If we break this story further down,
- there is restaurant on a particular street/building -> Unique Address, called 'IP Address' which is in digits. As it is difficult to remember we use domain names that later gets translated. We use web address in browsers.
- you reach the restaurant via road -> your Internet connection
- restaurant has many rooms and floors -> built with HTML
- restaurant has beautiful carpets/wall paints/decorations -> built with CSS
- there is a table to sit and eat in one room -> webpage with some user actions/entry
- there are restrooms in another room -> another webpage
- lights are running when a switch is enabled, water runs when tap is opened -> JS can make this runnnig
- you are able to communicate to server and request food by saying GET that food-> send Request to Server via JS through HTTP using GET method. Beware that Server could also say OK (food if available) or BAD Request (Sorry Food Not available).
- the food is being prepared -> Server Computer is reading the data
- server is able to get food back to you -> get Response from Server via HTTP (can be multiple responses) and JS parses the data.

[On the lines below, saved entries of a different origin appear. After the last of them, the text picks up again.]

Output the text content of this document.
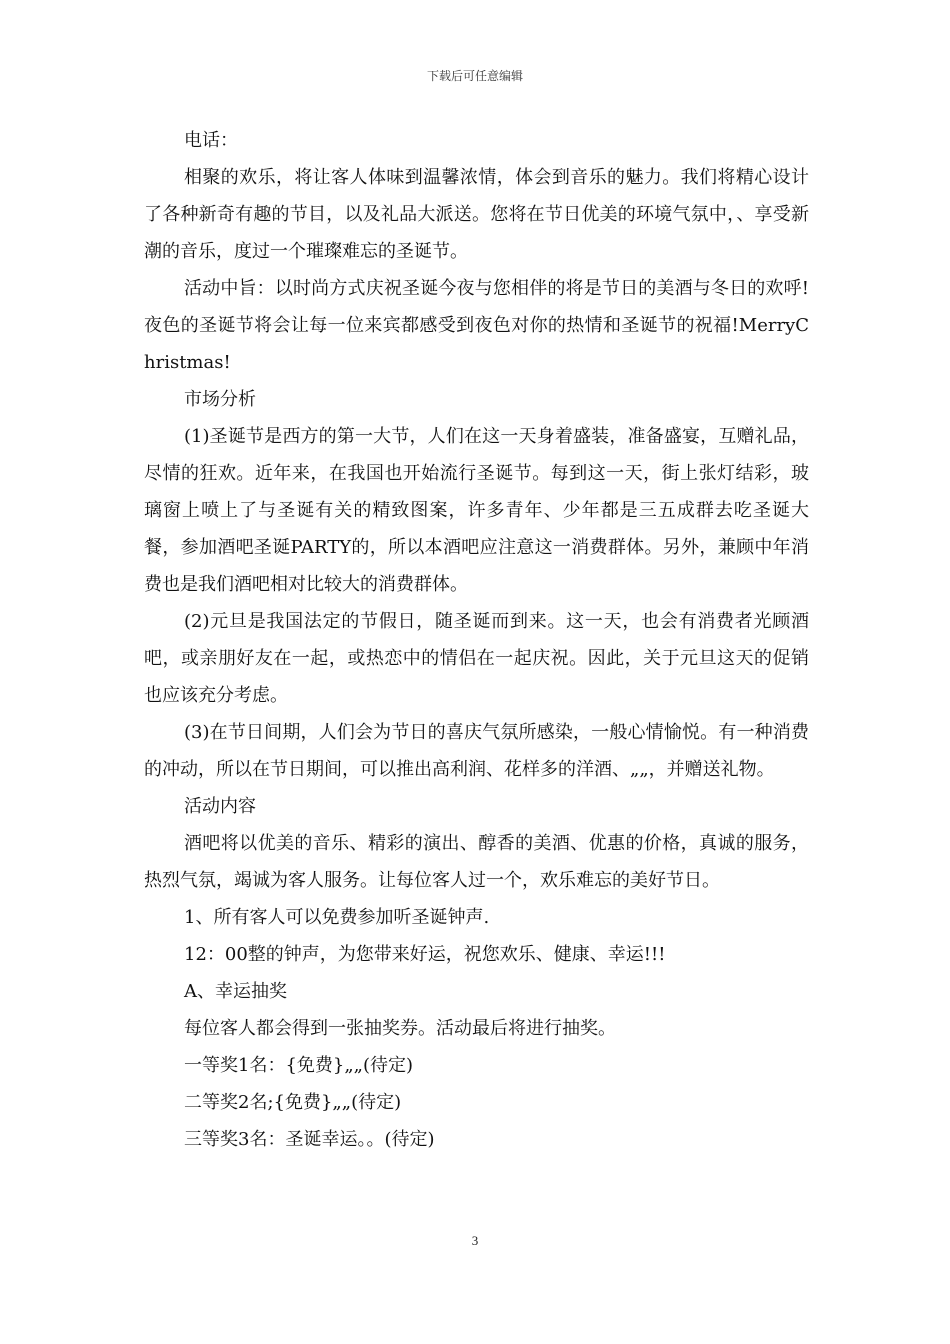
下载后可任意编辑

电话：

相聚的欢乐，将让客人体味到温馨浓情，体会到音乐的魅力。我们将精心设计了各种新奇有趣的节目，以及礼品大派送。您将在节日优美的环境气氛中，、享受新潮的音乐，度过一个璀璨难忘的圣诞节。

活动中旨：以时尚方式庆祝圣诞今夜与您相伴的将是节日的美酒与冬日的欢呼!夜色的圣诞节将会让每一位来宾都感受到夜色对你的热情和圣诞节的祝福!MerryChristmas!

市场分析

(1)圣诞节是西方的第一大节，人们在这一天身着盛装，准备盛宴，互赠礼品，尽情的狂欢。近年来，在我国也开始流行圣诞节。每到这一天，街上张灯结彩，玻璃窗上喷上了与圣诞有关的精致图案，许多青年、少年都是三五成群去吃圣诞大餐，参加酒吧圣诞PARTY的，所以本酒吧应注意这一消费群体。另外，兼顾中年消费也是我们酒吧相对比较大的消费群体。

(2)元旦是我国法定的节假日，随圣诞而到来。这一天，也会有消费者光顾酒吧，或亲朋好友在一起，或热恋中的情侣在一起庆祝。因此，关于元旦这天的促销也应该充分考虑。

(3)在节日间期，人们会为节日的喜庆气氛所感染，一般心情愉悦。有一种消费的冲动，所以在节日期间，可以推出高利润、花样多的洋酒、„„，并赠送礼物。

活动内容

酒吧将以优美的音乐、精彩的演出、醇香的美酒、优惠的价格，真诚的服务，热烈气氛，竭诚为客人服务。让每位客人过一个，欢乐难忘的美好节日。

1、所有客人可以免费参加听圣诞钟声.

12：00整的钟声，为您带来好运，祝您欢乐、健康、幸运!!!

A、幸运抽奖

每位客人都会得到一张抽奖券。活动最后将进行抽奖。

一等奖1名：{免费}„„(待定)

二等奖2名;{免费}„„(待定)

三等奖3名：圣诞幸运。。(待定)

3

- you eat -> data from Server is being read/viewed
- you leave the place -> close the website.
Browsers communicate with Servers using HTTP and they understand HTML, CSS, JS
Using HTTP, you can Create, Read, Update, Delete Operations on the Server.

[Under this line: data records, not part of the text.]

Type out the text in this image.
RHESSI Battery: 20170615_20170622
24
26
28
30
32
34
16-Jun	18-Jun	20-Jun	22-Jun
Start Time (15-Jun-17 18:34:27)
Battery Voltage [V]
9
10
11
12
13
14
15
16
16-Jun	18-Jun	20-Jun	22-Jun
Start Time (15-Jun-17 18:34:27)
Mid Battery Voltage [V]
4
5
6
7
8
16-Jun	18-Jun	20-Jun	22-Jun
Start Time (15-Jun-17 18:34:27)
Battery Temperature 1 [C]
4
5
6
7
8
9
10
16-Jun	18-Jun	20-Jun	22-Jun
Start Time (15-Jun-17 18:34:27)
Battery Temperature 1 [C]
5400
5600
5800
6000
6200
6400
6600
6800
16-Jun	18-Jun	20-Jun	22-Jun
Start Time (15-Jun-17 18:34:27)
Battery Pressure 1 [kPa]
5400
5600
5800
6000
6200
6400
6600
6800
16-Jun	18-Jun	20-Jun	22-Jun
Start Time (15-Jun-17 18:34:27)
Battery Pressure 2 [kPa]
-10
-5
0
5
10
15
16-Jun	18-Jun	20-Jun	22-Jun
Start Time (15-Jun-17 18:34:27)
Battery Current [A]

Just like 'GET', other HTTP Methods are
- GET (Read)
Requests using GET should only retrieve data and should have no other effect.
Ex: Returns Item Inventory list, Find Purchase order by ID
The HEAD method asks for a response identical to that of a GET request, but without the response body. This is useful for retrieving meta-information written in response headers, without having to transport the entire content.

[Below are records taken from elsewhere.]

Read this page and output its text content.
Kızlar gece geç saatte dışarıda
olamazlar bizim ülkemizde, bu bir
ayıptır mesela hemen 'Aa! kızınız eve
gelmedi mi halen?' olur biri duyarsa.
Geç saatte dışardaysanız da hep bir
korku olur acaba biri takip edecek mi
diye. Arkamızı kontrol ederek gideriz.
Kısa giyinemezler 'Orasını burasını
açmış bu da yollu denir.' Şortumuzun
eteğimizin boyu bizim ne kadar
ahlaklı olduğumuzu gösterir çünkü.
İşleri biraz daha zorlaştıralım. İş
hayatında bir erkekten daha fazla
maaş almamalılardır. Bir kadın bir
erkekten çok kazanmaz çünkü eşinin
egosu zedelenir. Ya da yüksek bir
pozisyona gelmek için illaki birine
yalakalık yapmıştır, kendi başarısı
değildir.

same as GET, except it does not have response body.
- POST (Create)
POST requests are used to send data to the Server. Data is stored in the request body of HTTP request
The POST method requests that the server accept the entity enclosed in the request as a new subordinate of the web resource identified by the URI. The data POSTed might be, for example, an annotation for existing resources; a block of data that is the result of submitting a web form to a data-handling process; or an item to add to a database.
Ex: Place an Order for an Item
- PUT (Update/Replace)
The PUT method requests that the enclosed entity be stored under the supplied URI. If the URI does not point to an existing resource, then the server can create the resource with that URI.
- DELETE (Delete)
The DELETE method deletes the specified resource.
Ex: Delete purchase order by ID
The TRACE method echoes the received request so that a client can see what changes or additions have been made by intermediate servers.
The OPTIONS method returns the HTTP methods that the server supports for the specified URL. This can be used to check the functionality of a web server by requesting '*' instead of a specific resource.
The CONNECT method converts the request connection to a transparent TCP/IP tunnel, usually to facilitate SSL-encrypted communication (HTTPS) through an unencrypted HTTP proxy.
- PATCH (Update/Modify)
The PATCH method applies partial modifications to a resource.
Just like Server saying 'OK', HTTP response codes are
1xx (Informational): Request received, continuing process.
2xx (Successful): The action was successfully received, understood, and accepted.
3xx (Redirection): Further action needs to be taken in order to complete the request.
4xx (Client Error): The request contains bad syntax or cannot be fulfilled.
5xx (Server Error): The server failed to fulfil an apparently valid request.